How do mole ratios compare to volume ratios?

Jan 1, 2015

I'm assuming that you are referring to reactions between ideal gases, for which a relationship between mole ratios and volume ratios can be easily determined.

So, according to Avogadro's law, equal volumes of ideal gases contain the same number of moles at the same temperature and pressure. This means that if pressure and temperature are held constant, 1 mole of any ideal gas will occupy the exact same volume.

${V}_{\text{molar}} = \frac{V}{n}$ for $n = 1 \text{mole}$. (1)

The most common application of this principle is the molar volume of a gas at STP - Standard Temperature and Pressure. At STP conditions, which imply a temperature of 273.15 K and a pressure of 1 atm, 1 mole of any ideal gas occupies exactly 22.4 L.
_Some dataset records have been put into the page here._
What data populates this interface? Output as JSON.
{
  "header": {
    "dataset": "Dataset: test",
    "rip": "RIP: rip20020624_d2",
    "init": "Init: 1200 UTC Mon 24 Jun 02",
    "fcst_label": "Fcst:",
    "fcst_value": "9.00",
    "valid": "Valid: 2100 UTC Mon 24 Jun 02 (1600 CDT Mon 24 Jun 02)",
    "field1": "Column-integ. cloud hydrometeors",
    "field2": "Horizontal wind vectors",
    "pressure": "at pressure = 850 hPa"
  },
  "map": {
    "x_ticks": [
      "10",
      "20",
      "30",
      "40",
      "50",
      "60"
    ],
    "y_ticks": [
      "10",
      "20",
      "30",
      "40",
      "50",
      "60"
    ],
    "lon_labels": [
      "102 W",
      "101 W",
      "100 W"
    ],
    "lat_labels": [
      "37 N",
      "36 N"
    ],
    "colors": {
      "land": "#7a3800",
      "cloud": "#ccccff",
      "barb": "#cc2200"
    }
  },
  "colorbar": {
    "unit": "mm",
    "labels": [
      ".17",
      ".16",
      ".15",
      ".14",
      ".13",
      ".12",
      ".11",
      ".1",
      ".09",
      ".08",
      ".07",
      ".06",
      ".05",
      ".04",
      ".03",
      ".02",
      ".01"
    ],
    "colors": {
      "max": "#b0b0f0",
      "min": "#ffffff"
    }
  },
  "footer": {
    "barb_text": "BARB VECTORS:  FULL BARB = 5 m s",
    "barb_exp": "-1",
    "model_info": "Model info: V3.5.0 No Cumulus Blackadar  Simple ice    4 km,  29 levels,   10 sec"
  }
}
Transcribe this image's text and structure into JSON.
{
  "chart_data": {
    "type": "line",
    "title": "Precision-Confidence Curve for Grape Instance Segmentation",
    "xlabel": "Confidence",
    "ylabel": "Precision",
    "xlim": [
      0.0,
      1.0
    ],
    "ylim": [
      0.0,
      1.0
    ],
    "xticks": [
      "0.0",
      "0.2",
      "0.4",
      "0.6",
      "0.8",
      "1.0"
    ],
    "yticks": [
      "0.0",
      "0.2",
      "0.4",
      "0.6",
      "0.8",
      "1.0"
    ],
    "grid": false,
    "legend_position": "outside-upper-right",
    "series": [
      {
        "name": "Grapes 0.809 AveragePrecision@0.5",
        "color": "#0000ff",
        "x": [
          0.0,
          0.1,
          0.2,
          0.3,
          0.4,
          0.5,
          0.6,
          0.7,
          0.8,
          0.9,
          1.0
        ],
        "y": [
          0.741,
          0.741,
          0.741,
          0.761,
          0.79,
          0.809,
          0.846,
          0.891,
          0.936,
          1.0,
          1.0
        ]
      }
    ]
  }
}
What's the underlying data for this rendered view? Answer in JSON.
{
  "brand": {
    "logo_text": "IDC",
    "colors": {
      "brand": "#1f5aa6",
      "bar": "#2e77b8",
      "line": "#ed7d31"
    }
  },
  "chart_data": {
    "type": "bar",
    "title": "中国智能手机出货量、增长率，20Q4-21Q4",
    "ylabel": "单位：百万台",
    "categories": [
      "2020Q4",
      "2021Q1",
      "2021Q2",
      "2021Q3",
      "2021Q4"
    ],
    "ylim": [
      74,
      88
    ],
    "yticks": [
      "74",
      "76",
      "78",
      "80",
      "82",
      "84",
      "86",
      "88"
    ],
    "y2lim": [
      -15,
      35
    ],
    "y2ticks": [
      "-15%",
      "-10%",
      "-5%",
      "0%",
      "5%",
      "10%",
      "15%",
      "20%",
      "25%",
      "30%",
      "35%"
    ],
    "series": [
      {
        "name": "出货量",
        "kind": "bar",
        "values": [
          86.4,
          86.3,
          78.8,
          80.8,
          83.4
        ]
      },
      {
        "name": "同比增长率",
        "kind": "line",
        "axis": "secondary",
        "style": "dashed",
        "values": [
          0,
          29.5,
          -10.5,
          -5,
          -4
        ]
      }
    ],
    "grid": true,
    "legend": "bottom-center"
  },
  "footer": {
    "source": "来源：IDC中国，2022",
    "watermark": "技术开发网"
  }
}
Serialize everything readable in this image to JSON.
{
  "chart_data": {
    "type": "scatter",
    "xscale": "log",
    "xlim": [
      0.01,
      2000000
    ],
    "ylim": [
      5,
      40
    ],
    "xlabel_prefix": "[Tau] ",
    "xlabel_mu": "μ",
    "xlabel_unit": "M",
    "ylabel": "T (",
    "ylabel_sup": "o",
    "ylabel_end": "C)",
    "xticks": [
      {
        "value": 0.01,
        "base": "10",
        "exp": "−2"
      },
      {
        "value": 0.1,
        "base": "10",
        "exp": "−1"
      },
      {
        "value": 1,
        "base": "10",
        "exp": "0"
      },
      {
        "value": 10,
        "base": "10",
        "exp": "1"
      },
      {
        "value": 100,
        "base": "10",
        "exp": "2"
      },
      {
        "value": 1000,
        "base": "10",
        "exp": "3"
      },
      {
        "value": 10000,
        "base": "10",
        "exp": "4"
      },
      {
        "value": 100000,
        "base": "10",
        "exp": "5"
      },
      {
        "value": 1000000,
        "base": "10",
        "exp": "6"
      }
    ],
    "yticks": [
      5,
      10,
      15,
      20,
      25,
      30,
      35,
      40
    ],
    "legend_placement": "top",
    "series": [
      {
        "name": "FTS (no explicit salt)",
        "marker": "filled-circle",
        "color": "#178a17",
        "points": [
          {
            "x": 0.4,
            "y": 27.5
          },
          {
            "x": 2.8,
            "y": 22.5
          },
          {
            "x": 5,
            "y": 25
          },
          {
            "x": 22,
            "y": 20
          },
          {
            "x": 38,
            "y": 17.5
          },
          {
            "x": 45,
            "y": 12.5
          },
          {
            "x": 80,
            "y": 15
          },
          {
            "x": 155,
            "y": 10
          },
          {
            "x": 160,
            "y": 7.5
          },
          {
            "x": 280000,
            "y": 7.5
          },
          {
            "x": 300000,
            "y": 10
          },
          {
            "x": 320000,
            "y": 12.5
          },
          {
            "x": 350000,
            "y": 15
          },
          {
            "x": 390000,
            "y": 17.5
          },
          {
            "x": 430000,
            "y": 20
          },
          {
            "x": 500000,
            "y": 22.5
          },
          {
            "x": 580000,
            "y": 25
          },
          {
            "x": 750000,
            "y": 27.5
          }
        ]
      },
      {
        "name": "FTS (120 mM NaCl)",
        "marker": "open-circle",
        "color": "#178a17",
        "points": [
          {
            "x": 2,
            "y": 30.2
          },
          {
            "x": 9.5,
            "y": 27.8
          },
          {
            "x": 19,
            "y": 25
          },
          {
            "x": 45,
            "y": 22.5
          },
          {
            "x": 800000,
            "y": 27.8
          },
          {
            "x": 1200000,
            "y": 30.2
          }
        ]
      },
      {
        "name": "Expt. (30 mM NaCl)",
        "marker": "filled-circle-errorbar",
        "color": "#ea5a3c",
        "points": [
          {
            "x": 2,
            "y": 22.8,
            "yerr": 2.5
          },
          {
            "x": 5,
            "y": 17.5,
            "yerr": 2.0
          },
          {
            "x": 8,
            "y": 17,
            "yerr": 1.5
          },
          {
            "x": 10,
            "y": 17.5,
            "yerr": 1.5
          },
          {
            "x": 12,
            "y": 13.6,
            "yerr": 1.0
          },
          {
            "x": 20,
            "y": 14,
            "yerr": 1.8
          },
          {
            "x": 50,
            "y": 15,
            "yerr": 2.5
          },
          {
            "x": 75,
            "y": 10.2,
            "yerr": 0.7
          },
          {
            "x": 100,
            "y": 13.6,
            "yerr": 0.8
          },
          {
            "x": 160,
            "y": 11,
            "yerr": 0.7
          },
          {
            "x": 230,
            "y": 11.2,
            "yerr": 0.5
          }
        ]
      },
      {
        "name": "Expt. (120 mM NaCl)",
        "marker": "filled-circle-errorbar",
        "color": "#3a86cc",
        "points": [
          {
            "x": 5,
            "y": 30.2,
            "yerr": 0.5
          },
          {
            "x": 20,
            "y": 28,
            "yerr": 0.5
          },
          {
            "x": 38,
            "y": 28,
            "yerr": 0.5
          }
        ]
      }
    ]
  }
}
So, let's say you have a reaction that involves ideal gases at STP.

${N}_{2 \left(g\right)} + 3 {H}_{2 \left(g\right)} \to 2 N {H}_{3 \left(g\right)}$

The mole ratio between ${N}_{2}$, ${H}_{2}$, and $N {H}_{3}$ is $1 : 3 : 2$; that is, 1 mole of ${N}_{2}$ reacts with 3 moles of ${H}_{2}$ to produce 2 moles of $N {H}_{3}$.

Let's assume we have $0.25$ moles of ${N}_{2}$ that react completely with ${H}_{2}$ to produce $N {H}_{3}$. Since we are a STP, we know that 1 mole of each of these gases occupies 22.4L. According to (1), this means that

${V}_{{H}_{2}} = {n}_{{H}_{2}} \cdot {V}_{\text{molar}} = 3 \cdot 0.25 \cdot 22.4 L = 16.8 L$
${V}_{{N}_{2}} = {n}_{{N}_{2}} \cdot {V}_{\text{molar}} = 0.25 \cdot 22.4 L = 5.6 L$
${V}_{N {H}_{3}} = {n}_{N {H}_{3}} \cdot {V}_{\text{molar}} = 2 \cdot 0.25 \cdot 22.4 L = 11.2 L$

The volume ratio between ${N}_{2}$, ${H}_{2}$, and $N {H}_{3}$ will be $5.6 : 16.8 : 11.2$, which is of course equal to $1 : 3 : 2$, the mole ratio between the gases.

So, for gaseous reactants and products that are at the same temperature and pressure, the mole ratio is equal to the volume ratio.